Even if you don’t get a big portfolio by accident, it’s not hard to build a complex portfolio on purpose. Morningstar counts nine varieties of diversified U.S. stock funds; Lipper has 12. Then there are international funds, sector funds, bond funds, money market funds.

Diversification is good to a point, but beyond that point, you’re just wearing out perfectly good letter carriers. How many funds should you hold?

According to Charles Schwab & Co., you should own no more than three actively managed funds per asset class: Large-company stocks, small-company stocks, international stocks. (They say one bond fund is fine, but if you want to go wild and have two, go on ahead.) The reasoning: The more funds you own, the more likely you are to duplicate the index. And if you duplicate the index, you’re much better off with an index fund, which costs less in the long run.

You’ll do much better if you choose different investment styles within each asset class. If you’re going to buy three large-company stock funds, it makes little sense to buy three growth funds, which search for stocks of companies with red-hot earnings growth.

An even more bare-bones portfolio would consist of one index fund per asset class. There’s not much sense in having two funds that track the Standard & Poor’s 500-stock index. If you want to compromise, use an index fund as your main holding and add another fund or two to make your portfolio more or less aggressive.

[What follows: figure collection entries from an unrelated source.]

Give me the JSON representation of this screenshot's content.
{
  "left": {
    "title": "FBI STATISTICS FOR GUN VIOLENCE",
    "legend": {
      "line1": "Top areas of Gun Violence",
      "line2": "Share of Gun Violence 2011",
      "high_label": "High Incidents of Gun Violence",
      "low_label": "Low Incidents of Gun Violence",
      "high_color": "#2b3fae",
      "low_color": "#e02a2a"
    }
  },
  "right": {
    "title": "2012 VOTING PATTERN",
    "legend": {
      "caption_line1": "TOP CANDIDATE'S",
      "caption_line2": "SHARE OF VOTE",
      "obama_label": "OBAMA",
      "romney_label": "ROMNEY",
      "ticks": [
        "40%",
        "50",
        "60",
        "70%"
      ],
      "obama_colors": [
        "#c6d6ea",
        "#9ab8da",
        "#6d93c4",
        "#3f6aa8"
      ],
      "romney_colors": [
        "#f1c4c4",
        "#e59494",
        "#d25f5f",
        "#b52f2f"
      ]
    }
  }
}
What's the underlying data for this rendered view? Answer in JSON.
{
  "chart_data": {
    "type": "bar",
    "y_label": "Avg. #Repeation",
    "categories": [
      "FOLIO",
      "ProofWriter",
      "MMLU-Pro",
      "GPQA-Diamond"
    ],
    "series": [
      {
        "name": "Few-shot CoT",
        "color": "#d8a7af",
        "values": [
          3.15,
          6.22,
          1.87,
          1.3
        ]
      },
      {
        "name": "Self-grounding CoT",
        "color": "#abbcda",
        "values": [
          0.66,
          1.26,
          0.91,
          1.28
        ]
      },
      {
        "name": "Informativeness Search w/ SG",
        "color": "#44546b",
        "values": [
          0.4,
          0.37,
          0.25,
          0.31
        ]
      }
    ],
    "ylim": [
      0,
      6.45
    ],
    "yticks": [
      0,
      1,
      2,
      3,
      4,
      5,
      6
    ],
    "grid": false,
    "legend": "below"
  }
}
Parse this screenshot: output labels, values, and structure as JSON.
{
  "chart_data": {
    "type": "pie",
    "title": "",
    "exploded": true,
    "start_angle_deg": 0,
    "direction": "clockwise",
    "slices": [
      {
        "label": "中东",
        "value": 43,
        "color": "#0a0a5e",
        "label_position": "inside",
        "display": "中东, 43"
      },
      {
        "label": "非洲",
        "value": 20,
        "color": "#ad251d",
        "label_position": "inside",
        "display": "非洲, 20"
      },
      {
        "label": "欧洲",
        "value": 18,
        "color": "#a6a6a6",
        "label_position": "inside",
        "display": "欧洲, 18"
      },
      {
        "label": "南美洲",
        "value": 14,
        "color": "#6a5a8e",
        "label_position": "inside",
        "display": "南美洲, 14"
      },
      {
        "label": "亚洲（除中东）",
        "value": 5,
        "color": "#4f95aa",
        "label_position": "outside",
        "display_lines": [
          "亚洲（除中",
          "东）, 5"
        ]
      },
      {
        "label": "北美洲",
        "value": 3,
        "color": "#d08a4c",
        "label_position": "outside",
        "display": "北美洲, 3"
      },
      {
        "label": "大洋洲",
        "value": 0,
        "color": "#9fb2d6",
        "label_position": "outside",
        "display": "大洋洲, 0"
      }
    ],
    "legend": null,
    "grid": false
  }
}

A 20-year-old, for example, might put 50 percent of his stock portfolio in an index fund. Another 25 percent might go to a small-company core fund, which looks for reasonably priced stocks of small, growing companies. A 50-year-old might put just 15 percent in a small-cap value fund, which prefers small, undervalued companies.

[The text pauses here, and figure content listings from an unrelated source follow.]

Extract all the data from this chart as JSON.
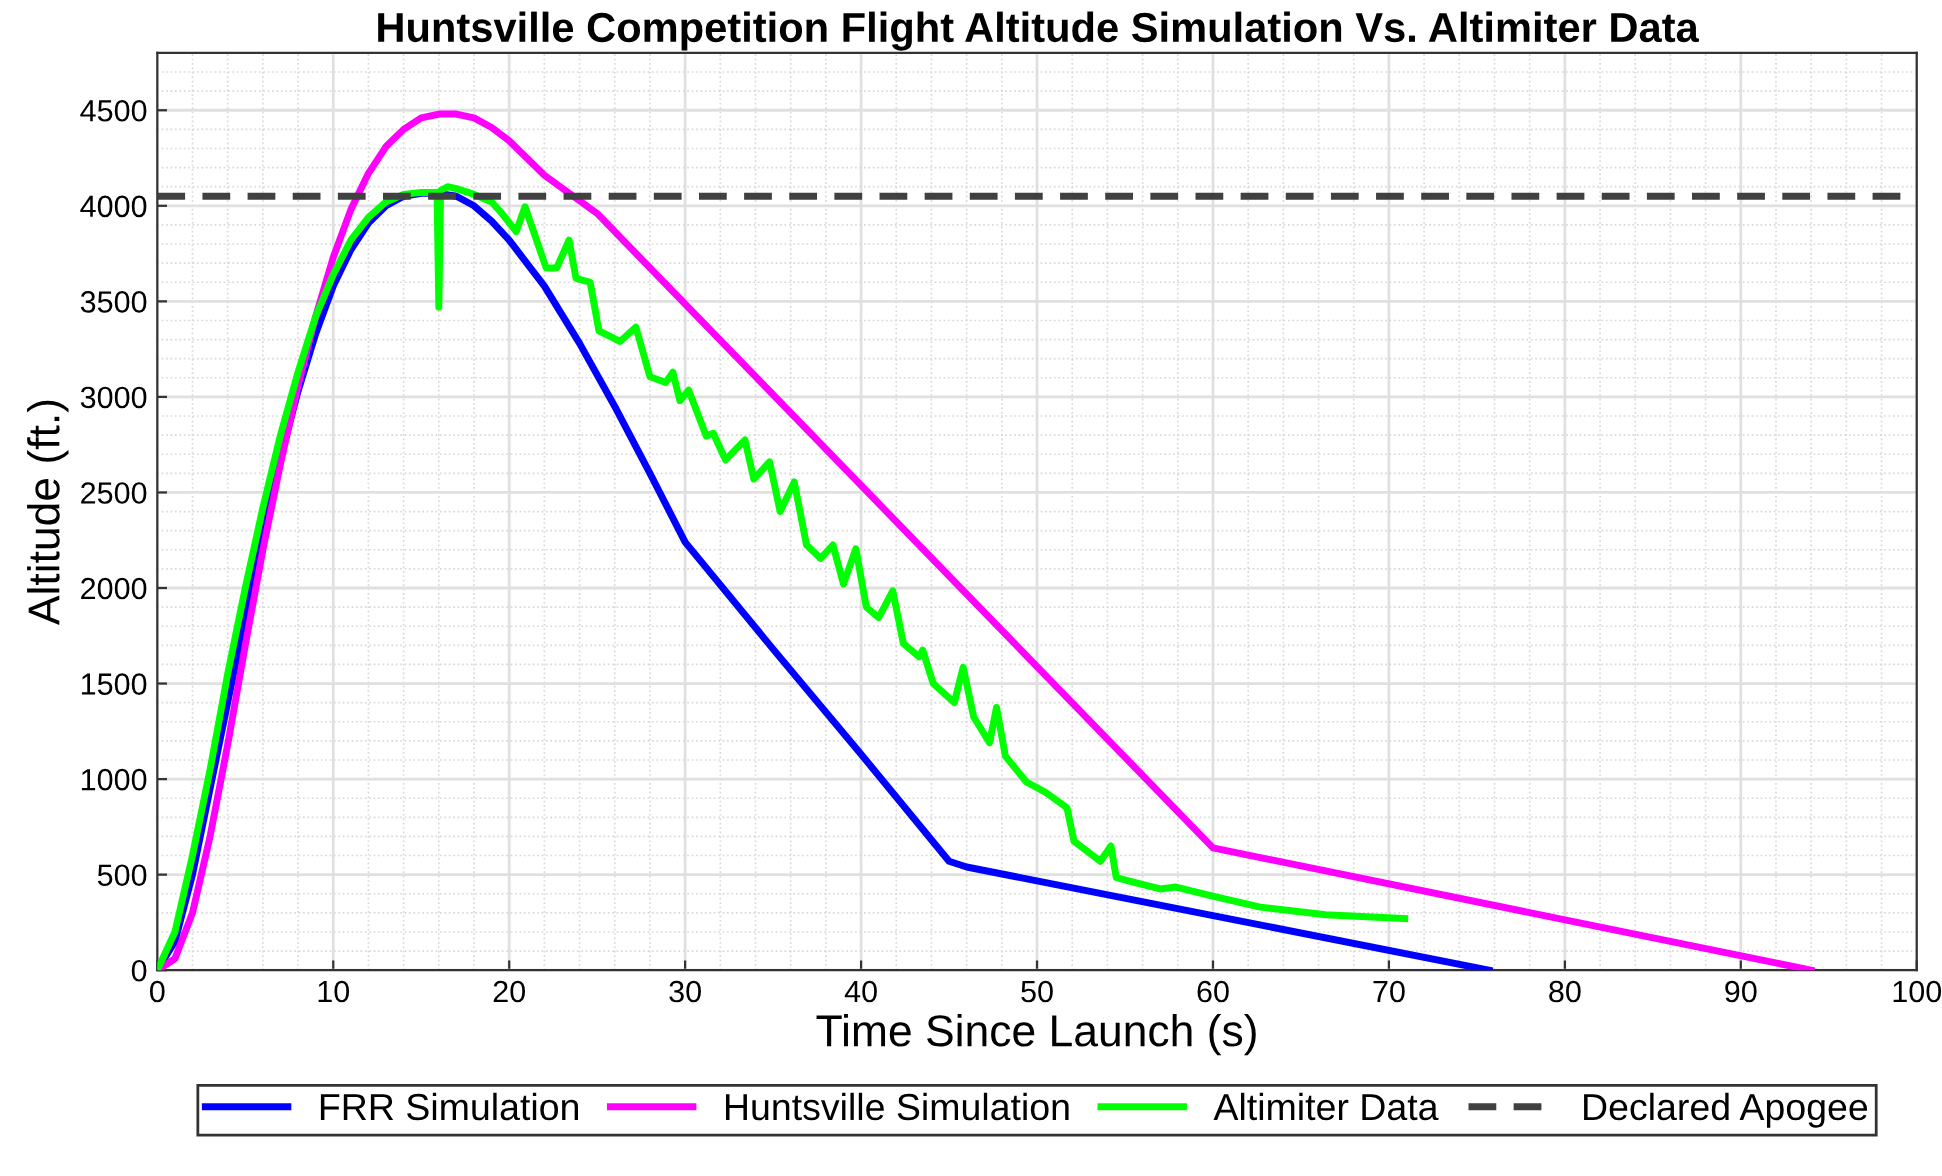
{
  "chart_data": {
    "type": "line",
    "title": "Huntsville Competition Flight Altitude Simulation Vs. Altimiter Data",
    "xlabel": "Time Since Launch (s)",
    "ylabel": "Altitude (ft.)",
    "xlim": [
      0,
      100
    ],
    "xticks": [
      0,
      10,
      20,
      30,
      40,
      50,
      60,
      70,
      80,
      90,
      100
    ],
    "ylim": [
      0,
      4800
    ],
    "yticks": [
      0,
      500,
      1000,
      1500,
      2000,
      2500,
      3000,
      3500,
      4000,
      4500
    ],
    "grid": true,
    "legend": "bottom",
    "line_style": "solid",
    "marker": "none",
    "series": [
      {
        "name": "FRR Simulation",
        "color": "#0000ff",
        "x": [
          0,
          1,
          2,
          3,
          4,
          5,
          6,
          7,
          8,
          9,
          10,
          11,
          12,
          13,
          14,
          15,
          16,
          17,
          18,
          19,
          20,
          22,
          24,
          26,
          28,
          30,
          35,
          40,
          45,
          46,
          75.7
        ],
        "values": [
          0,
          150,
          500,
          950,
          1400,
          1850,
          2280,
          2680,
          3030,
          3330,
          3580,
          3770,
          3910,
          4000,
          4050,
          4065,
          4065,
          4050,
          4000,
          3920,
          3820,
          3580,
          3280,
          2950,
          2600,
          2240,
          1680,
          1130,
          570,
          540,
          0
        ]
      },
      {
        "name": "Huntsville Simulation",
        "color": "#ff00ff",
        "x": [
          0,
          1,
          2,
          3,
          4,
          5,
          6,
          7,
          8,
          9,
          10,
          11,
          12,
          13,
          14,
          15,
          16,
          17,
          18,
          19,
          20,
          22,
          25,
          60,
          94
        ],
        "values": [
          0,
          60,
          300,
          700,
          1180,
          1700,
          2200,
          2650,
          3060,
          3420,
          3730,
          3980,
          4170,
          4310,
          4400,
          4460,
          4480,
          4480,
          4460,
          4410,
          4340,
          4160,
          3960,
          640,
          0
        ]
      },
      {
        "name": "Altimiter Data",
        "color": "#00ff00",
        "x": [
          0,
          1,
          2,
          3,
          4,
          5,
          6,
          7,
          8,
          9,
          10,
          11,
          12,
          13,
          14,
          15,
          15.9,
          16,
          16.1,
          16.5,
          17,
          18,
          19,
          19.5,
          20.4,
          20.9,
          22.1,
          22.7,
          23.4,
          23.8,
          24.6,
          25.1,
          26.3,
          27.2,
          28.0,
          28.9,
          29.3,
          29.7,
          30.2,
          31.2,
          31.6,
          32.3,
          33.4,
          33.9,
          34.8,
          35.4,
          36.2,
          36.9,
          37.7,
          38.4,
          39.0,
          39.7,
          40.3,
          41.0,
          41.8,
          42.4,
          43.3,
          43.5,
          44.1,
          45.3,
          45.8,
          46.4,
          47.3,
          47.7,
          48.2,
          49.4,
          50.5,
          51.7,
          52.1,
          53.6,
          54.2,
          54.5,
          55.3,
          57.0,
          57.9,
          60.1,
          62.7,
          66.4,
          70.9
        ],
        "values": [
          0,
          200,
          600,
          1050,
          1550,
          2000,
          2420,
          2800,
          3130,
          3420,
          3640,
          3820,
          3940,
          4020,
          4060,
          4070,
          4070,
          3470,
          4080,
          4100,
          4090,
          4060,
          4020,
          3970,
          3865,
          3995,
          3675,
          3675,
          3820,
          3620,
          3600,
          3345,
          3290,
          3365,
          3105,
          3075,
          3130,
          2980,
          3035,
          2795,
          2810,
          2670,
          2775,
          2570,
          2660,
          2400,
          2555,
          2225,
          2155,
          2225,
          2020,
          2205,
          1900,
          1845,
          1985,
          1710,
          1640,
          1675,
          1500,
          1400,
          1585,
          1325,
          1190,
          1375,
          1120,
          985,
          930,
          850,
          675,
          570,
          650,
          485,
          465,
          425,
          435,
          385,
          330,
          290,
          270
        ]
      }
    ],
    "ref_lines": [
      {
        "axis": "y",
        "value": 4050,
        "label": "Declared Apogee",
        "color": "#404040",
        "line_style": "dashed"
      }
    ]
  }
}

If you’re going to simplify your portfolio, look for duplicate holdings first. If you decide to add a new fund, ask yourself if it will help diversify your holdings. As a rule, you should seek funds that don’t march in lockstep with your core funds.

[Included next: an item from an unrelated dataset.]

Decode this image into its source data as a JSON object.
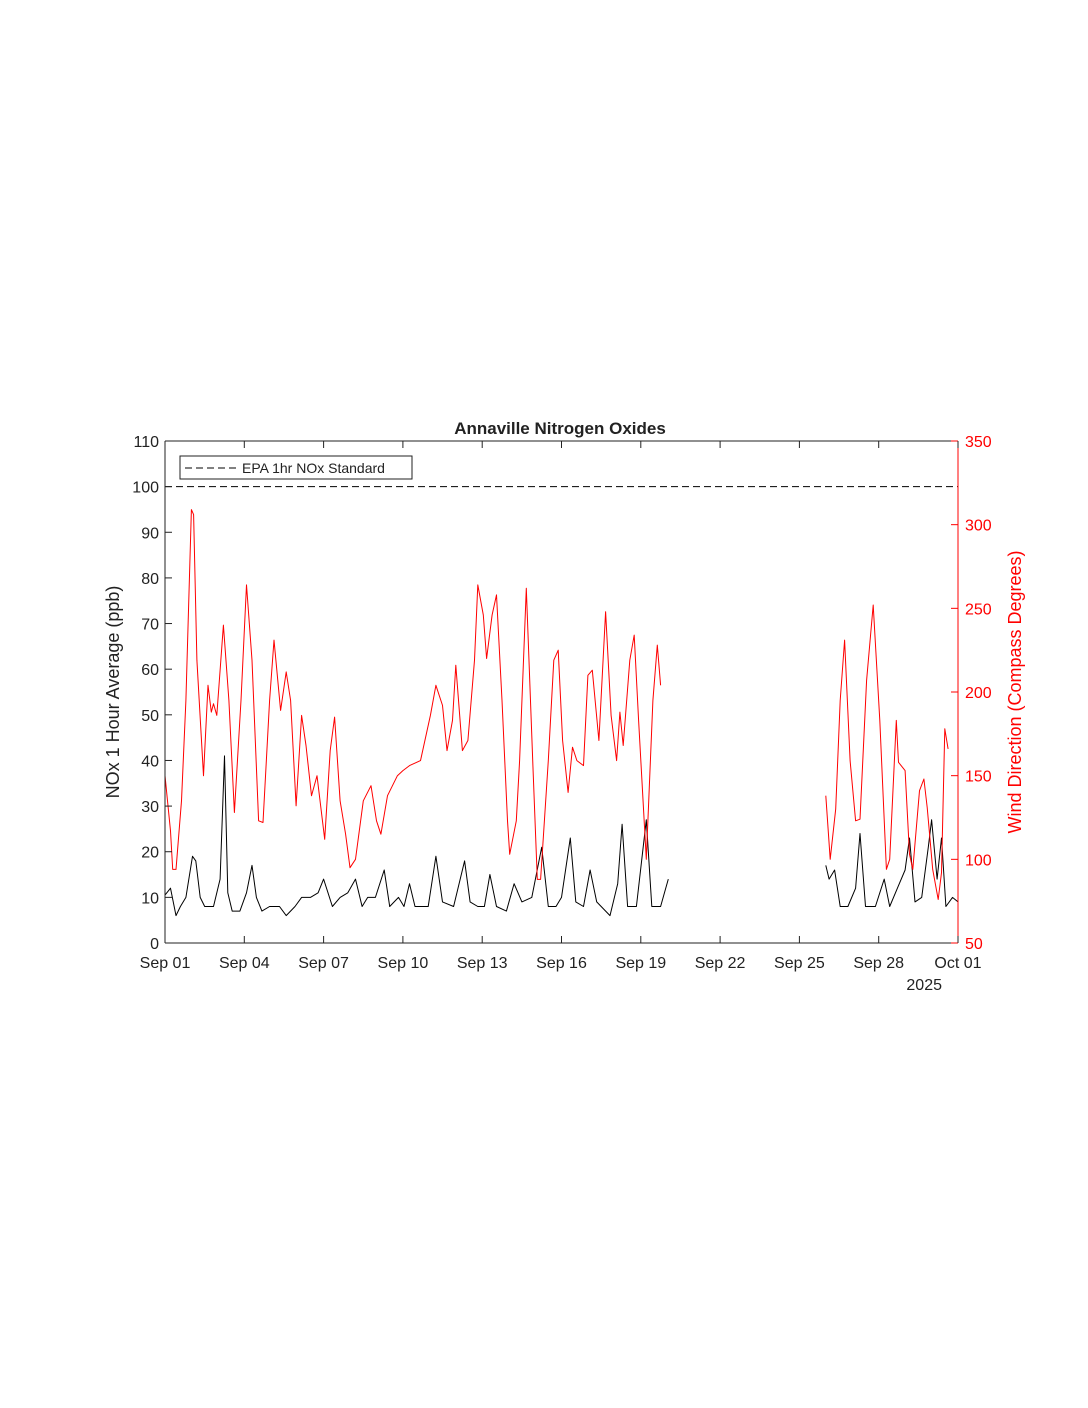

For example, international small-company core funds have a low correlation with S&P 500 index funds, as do real estate funds, gold funds and Pacific region funds. These funds have a chance of rising when your main funds fall. Norman Fosback, editor of Fosback’s Fund Forecaster, also recommends micro-cap funds, which invest in the very smallest companies.

Once you’ve set your portfolio, how often should you fiddle with it? Not very. Even if you’re not counting commissions or taxes, overtrading is counterproductive. Suppose you had a portfolio of 60 percent stocks and 40 percent bonds. You invested $10,000 10 years ago. (We’re using the S&P 500-stock index and the Lehman Aggregate Bond index here for illustrative purposes.)

If you rebalanced your portfolio every month — a Type A approach if there ever was one — you’d have $23,732 now. Not bad.

If you rebalanced only when your portfolio was 5 percentage points out of kilter, however, you’d have $24,213, and you would have rebalanced seven times in the past 10 years. If you waited until it was 10 percentage points out of whack, you’d have rebalanced twice — and have $24,436 in your account.

Finally, you should realize that the biggest factor in how much you have in your account is the amount you put in — not how much you earn. Let’s say Person A puts away $1,000 a year and earns 10 percent each year. After 20 years, she’ll have $63,000.

Now let’s say Person B is not brilliant, but is thrifty. He puts away $2,000 a year and earns 5 percent. After 20 years, he’ll have $69,000. Granted, if Person A earns 10 percent long enough, she’ll beat Person B. But earning 5 percent over several decades is a surer thing than earning 10 percent.

You don’t have to trade in your car for a horse if you want to follow Amish Portfolio Theory. You just have to keep it simple. A good idea with most things.